Even though we are not commemorating him today, St. Damien is the saint we really find ourselves relating to on this World AIDS day. He’s truly a symbol for us of the care and the love we need to show for all people stricken with illnesses like AIDS.

In the collect we use for Damien (and his companion Marianne), we essentially ask God for the chance to challenge ourselves. We pray that we may be “bold and loving in confronting the incurable plagues of our time…”
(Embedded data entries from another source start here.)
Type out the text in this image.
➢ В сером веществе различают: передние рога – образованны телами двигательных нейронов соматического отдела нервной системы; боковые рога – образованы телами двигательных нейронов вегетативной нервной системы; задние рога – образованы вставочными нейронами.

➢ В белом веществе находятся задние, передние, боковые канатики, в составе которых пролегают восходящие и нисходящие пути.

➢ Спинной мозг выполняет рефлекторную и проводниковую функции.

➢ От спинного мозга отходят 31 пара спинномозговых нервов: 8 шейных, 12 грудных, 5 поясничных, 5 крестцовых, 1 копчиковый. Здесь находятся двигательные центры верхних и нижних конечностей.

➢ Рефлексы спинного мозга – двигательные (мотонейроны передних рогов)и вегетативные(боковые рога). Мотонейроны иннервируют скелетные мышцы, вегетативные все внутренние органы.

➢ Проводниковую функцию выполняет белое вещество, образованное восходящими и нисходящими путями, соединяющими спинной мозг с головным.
That is the challenge for all of us on this World AIDS Day, that we may, like Damien and all those who have fought and helped and who suffered from the incurable plagues of this world, may truly be “bold and loving in confronting” this incurable plague that’s still wages.

And so, using the collect for St. Damien from Holy Women, Holy Men, let us pray:

God of compassion, we bless your Name for the ministries of Damien and Marianne, who ministered to the lepers abandoned on Molokai in the Hawaiian Islands. Help us, following their examples, to be bold and loving in confronting the incurable plagues of our time, that your people may live in health and hope; through Jesus Christ, who with you and the Holy Spirit lives and reigns, one God, for ever and ever. Amen.

2 comments:

Mozlink said...

Jaimie, are you sure that Damien has been proclaimed officially as the Patron Saint of HIV Aids sufferers? Would be interested in the source. ssccmoz@gmail.com

Jamie Parsley+ said...

I don't know how official the designation is, but certainly it seems he been popularly adopted as such.